I finally got my key and was about to head up to my room when I turned around quickly in the doorway, making sure the upset woman could see me. Sounding completely sincere, I innocently turned to the clerk and asked loudly, "Is your pool open today? Y'know...never mind." As I walked out I heard the clerks begin to laugh out loud, the tension finally being broken.
The Endless Drive.
Inevitably there comes that wonderful time in a long, all night drive when I have to sleep, whether by reaching my destination or knowing I am too fatigued. The level of adrenaline that has allowed me to get to this point is usually too much to overcome so I will continuously roll over in a vain attempt to get comfortable. This can last a while.

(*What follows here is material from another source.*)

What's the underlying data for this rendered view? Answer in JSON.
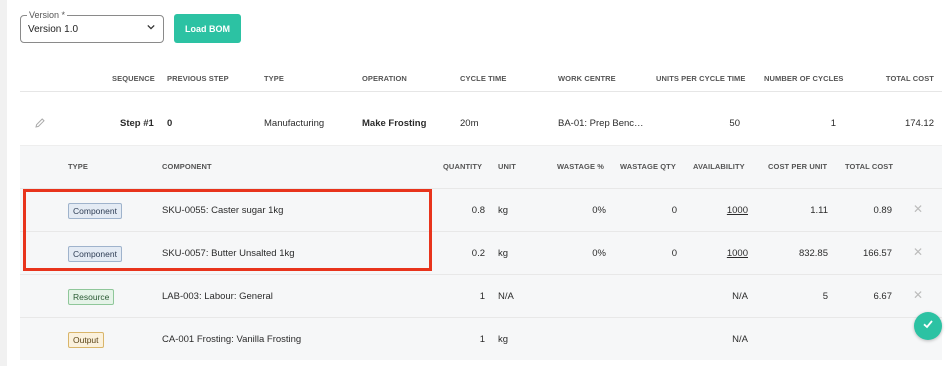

At some point, whether in my own bed or reclining in the driver's seat of my little truck, I will always begin to laugh uncontrollably, hysterically. Maybe I am amused at the absurdity with which I have just pushed myself that day, driving for a dozen hours or more through the night. Perhaps its the silliness of why I am making the trip in the first place. Almost without exception though, this laughter ends as abruptly as it began, with the idea of my dad's voice saying "You did a good job, you've done enough."
It is at this point that I am consumed with the need to cry, illustrating the range of emotions that exhaustion can elicit. The desire for tears probably stems from what such a statement means to me in my relationship with my dad or perhaps some other deep seeded psychological reason. Either way, in that instance I've still as yet never shed a tear.
Oddly, it is at that unlikely moment that I finally, thankfully dose off, knowing I will awaken feeling more worn out than ever. I foresee this happening a lot on this month long trip.